Although polls have suggested that a majority of Salvadorians would support legalisation of abortion in cases of non viable pregnancies or when there is risk to the mother's health, there is strong resistance led by conservative politicians and religious leaders.

'It's a cycle that never seems to end'

As a result of Bukele's U-turn, women who suffer miscarriages can still be imprisoned in El Salvador. As recently as May this year, a woman who suffered a miscarriage, identified only as "Esme", was sentenced to 30 years in jail.

"Women like me keep being put in jail.
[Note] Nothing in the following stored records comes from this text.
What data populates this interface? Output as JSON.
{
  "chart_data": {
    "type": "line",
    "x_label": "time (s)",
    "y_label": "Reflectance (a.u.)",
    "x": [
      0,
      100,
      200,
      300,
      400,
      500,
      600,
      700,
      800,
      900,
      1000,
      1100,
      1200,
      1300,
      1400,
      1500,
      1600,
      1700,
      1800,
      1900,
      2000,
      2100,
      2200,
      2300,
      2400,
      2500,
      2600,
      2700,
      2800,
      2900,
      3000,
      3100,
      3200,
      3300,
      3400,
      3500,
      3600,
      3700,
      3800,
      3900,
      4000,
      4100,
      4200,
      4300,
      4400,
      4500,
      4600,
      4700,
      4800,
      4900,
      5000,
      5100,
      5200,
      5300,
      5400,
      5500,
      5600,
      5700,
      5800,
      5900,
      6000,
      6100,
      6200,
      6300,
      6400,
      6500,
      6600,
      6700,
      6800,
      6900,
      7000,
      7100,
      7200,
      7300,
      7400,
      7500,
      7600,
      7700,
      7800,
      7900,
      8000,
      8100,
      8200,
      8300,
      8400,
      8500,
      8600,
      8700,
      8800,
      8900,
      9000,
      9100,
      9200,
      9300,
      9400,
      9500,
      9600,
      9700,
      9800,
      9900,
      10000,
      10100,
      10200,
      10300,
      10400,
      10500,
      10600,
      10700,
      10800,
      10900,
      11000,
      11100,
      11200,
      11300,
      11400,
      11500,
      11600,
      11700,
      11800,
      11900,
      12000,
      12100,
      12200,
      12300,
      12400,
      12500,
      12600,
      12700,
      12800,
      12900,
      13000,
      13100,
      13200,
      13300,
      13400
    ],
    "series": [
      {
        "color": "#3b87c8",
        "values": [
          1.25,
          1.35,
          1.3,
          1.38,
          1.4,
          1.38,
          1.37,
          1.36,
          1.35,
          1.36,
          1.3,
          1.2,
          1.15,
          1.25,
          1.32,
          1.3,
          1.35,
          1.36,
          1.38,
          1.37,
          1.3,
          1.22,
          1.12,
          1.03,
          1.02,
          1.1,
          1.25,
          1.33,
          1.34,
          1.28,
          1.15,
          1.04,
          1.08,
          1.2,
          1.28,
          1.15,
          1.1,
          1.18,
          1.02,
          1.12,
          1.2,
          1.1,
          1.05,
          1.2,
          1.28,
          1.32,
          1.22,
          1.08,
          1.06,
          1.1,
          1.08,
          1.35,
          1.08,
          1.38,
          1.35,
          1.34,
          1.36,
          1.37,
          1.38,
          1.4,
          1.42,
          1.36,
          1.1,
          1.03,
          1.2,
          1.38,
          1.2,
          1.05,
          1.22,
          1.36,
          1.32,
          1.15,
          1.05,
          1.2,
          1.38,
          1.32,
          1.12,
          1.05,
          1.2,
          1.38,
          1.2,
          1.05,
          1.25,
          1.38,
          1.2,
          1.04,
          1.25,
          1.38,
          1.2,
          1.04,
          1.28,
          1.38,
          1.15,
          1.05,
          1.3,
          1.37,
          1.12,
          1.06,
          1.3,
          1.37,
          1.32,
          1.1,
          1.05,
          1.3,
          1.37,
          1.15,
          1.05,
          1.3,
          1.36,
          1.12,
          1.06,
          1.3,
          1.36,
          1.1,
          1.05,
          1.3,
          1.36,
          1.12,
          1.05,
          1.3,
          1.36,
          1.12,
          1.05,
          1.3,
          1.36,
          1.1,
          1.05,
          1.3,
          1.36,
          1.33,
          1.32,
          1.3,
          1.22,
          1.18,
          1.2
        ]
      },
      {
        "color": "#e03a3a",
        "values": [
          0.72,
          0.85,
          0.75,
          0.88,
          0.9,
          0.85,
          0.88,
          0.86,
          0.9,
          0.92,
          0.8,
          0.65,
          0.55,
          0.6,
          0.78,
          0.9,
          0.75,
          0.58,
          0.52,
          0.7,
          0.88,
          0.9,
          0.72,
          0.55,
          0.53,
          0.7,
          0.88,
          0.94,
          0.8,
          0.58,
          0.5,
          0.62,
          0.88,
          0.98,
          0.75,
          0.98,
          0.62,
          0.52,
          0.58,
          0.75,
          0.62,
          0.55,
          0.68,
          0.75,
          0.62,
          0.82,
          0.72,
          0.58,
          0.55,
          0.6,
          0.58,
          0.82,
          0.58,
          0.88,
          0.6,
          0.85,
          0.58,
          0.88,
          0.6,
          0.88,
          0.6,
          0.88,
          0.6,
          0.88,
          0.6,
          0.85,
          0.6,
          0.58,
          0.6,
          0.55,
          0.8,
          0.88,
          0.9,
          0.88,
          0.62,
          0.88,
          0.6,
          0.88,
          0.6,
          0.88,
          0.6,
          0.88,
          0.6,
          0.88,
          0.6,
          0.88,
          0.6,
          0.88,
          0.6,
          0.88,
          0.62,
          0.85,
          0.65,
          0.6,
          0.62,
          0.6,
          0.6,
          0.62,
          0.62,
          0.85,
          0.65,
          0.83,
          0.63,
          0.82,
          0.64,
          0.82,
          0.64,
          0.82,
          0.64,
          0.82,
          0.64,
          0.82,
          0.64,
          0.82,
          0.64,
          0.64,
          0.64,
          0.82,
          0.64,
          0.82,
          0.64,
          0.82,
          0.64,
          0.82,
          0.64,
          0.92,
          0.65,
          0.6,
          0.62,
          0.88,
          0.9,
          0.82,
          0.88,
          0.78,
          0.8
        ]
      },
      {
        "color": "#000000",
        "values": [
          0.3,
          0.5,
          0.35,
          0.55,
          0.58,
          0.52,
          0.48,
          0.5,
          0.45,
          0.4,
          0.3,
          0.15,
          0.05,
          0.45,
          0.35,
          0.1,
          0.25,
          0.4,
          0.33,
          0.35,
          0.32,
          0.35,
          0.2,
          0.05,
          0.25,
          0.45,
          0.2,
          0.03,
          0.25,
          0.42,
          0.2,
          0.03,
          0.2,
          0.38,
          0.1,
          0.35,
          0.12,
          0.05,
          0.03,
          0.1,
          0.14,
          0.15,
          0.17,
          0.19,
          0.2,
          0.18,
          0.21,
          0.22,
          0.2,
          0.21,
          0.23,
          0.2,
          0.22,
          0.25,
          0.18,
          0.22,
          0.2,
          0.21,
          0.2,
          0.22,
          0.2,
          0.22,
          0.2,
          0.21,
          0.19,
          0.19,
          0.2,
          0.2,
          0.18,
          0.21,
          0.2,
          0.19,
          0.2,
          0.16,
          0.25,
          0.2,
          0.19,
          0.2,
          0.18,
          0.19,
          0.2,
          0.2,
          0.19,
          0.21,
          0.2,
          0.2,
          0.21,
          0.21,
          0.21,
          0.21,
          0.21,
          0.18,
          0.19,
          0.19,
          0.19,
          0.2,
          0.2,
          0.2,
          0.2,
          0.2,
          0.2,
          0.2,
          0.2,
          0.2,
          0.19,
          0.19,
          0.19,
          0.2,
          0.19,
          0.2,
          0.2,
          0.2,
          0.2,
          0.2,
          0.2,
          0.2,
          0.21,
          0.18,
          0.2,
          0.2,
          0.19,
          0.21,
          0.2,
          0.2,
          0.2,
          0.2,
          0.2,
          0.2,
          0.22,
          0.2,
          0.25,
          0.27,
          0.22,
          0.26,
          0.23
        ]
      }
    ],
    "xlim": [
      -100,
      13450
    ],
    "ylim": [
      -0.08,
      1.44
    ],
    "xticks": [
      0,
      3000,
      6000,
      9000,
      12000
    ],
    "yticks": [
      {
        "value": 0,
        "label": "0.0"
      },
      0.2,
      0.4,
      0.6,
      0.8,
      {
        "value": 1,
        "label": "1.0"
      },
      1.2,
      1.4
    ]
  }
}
It's a cycle that never seems to end," Cinthya says.

After being released, Cinthya struggled to find a job because of her criminal record, but with the aid of a grant from an NGO she manages to make a living selling clothes.

Image source, Courtesy of Cinthya
Image caption,
Since her release, Cinthya has given birth to a baby girl

In 2020, she gave birth to a baby girl, Marcela Elizabeth.

"I panicked when I got pregnant, fearing that I might go through all that again if there were complications," Cinthya says.

"But she was born healthy and without any problems. She is my happiness."

Karen says she still feels judged by society but is concentrating her efforts on finishing the secondary school studies that she started in prison, and reconnecting with her son.

She had feared that he would reject her after such a long separation, but found a really loving boy waiting for her when she finally did make it back home. Now Karen is focused on providing him with everything he needs.

However, her thoughts are never far from the women still in prison or others who could find themselves jailed for going through similar experiences.

For Karen, telling her story is a way to help those women.

"There are things that still hurt me that I will never forget. But talking about them may help to prevent other cases from happening and also helps my companions who are still behind bars," she says.